# Lookin' for noms...



## infamousrenie (Dec 18, 2010)

Brillo decided he was hungry and tried to nom on my husband. Apparently he tasted pretty good because he latched onto his shirt for a while! :lol:









"Flavor! He has it!"









"OM NOM NOM..."









"Why can't I nom on daddy anymore? MOOOOOM!"


----------



## fracturedcircle (May 31, 2010)

the first picture made me laugh. :lol:


----------



## Hedgieonboard (Nov 15, 2009)

He was determined to get a big nom :lol: :lol: That is too funny. The last picture had me laughing too cause you can tell his disappointment that he didn't get his Noms lol


----------



## PJM (May 7, 2010)

:lol: Great pictures! And I love your captions. 
Poor little guy, didn't get to make Daddy's shirt all foamy & wet. 

Seriously, nothing endears me more than my hubby helplessly holding a foaming hedgie! :lol:


----------



## Alastrina (Sep 18, 2009)

Poor Brillo, no getting to eat hedgie-daddy's shirt for dinner ^_^

He takes some of the best pictures Serena!


----------



## MissC (Nov 15, 2010)

Every time I see this thread, I read the title as "Looking for Moms" and get all excited cuz I figure someone has some babies to re-home. One would think, that after mis-reading it 17 times, I would catch on... :roll: 

Brillo has got to be one of the most photogenic hedgies ever!


----------



## fracturedcircle (May 31, 2010)

PJM said:


> Seriously, nothing endears me more than my hubby helplessly holding a foaming hedgie! :lol:


oh PJM.. :lol:


----------



## RalphsMum (Oct 14, 2010)

:lol: :lol: those are great pics!


----------



## infamousrenie (Dec 18, 2010)

PJM said:


> :lol: Great pictures! And I love your captions.
> Poor little guy, didn't get to make Daddy's shirt all foamy & wet.
> 
> Seriously, nothing endears me more than my hubby helplessly holding a foaming hedgie! :lol:


:lol: Yeah, whenever Brillo starts anointing, my husband is like, "Oh my god, what is he doing? Oh my god, get him! Serena! TAKE HIM! WHAT IS HE DOING?!" It's hilarious! :lol:


----------



## R3d foreman (Jan 1, 2011)

Peter was just latching onto my work shirt too, what is it that they love so much? my deodorant???? IDK :shock:


----------



## susanaproenca (Aug 14, 2010)

These pictures are great, thanks for sharing!


----------



## nibletsmom (Dec 20, 2010)

Thanks for sharing these pictures! They had my fiance and I laughing so hard!

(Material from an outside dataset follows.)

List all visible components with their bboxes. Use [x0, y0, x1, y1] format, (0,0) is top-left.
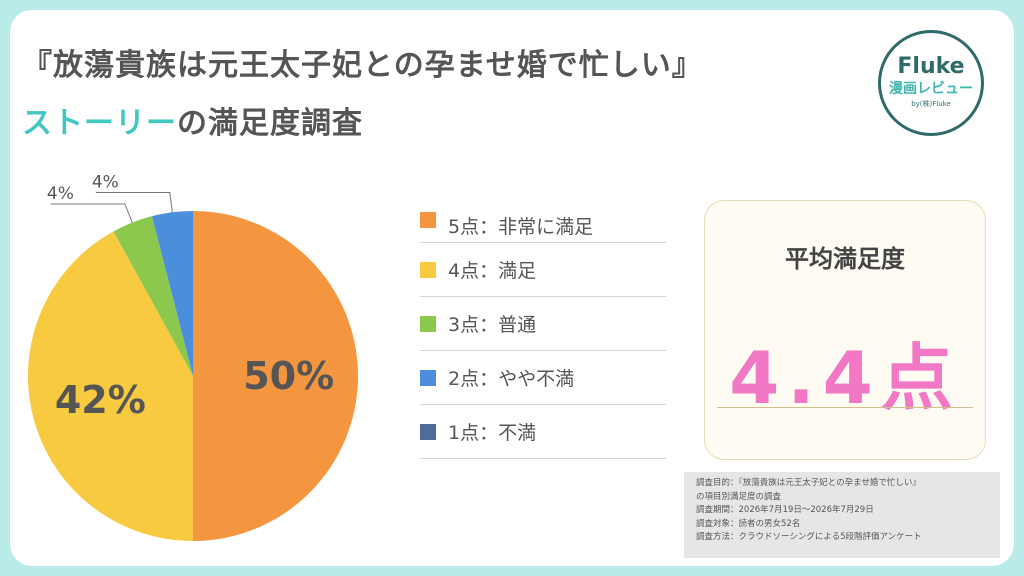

Niblet does this all the time! It is the funniest thing. He attacks the heating pad. When we have him out for bonding time, I have a heating pad that I turn on low heat and lay one of his fleece liners over it so he can have a place to explore while he is in my lap. [He is never a sleeper during bonding time, he has to see/sniff everything!]

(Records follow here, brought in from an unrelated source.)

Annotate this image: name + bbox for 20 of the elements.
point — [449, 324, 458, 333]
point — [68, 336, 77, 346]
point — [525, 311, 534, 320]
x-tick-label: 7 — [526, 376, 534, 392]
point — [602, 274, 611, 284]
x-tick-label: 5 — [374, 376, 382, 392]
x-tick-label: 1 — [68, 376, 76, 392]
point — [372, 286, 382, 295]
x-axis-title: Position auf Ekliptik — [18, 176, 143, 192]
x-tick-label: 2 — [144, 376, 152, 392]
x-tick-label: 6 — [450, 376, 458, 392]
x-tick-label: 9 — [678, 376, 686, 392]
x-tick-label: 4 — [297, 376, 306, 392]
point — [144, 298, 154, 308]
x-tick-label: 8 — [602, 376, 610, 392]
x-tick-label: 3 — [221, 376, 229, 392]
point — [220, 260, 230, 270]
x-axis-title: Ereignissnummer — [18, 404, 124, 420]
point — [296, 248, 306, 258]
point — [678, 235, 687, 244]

He likes to attack the heating pad. He will borrow under the fleece and attack the heating pad. It is the funniest thing ever!!


----------



## ThePliny (Jun 3, 2010)

Brillo is hilarious! He looks so intent on his noming job; no wonder he is giving you the evil eye in the last photo- you interrupted his uber concentration. Fantastic photos!


----------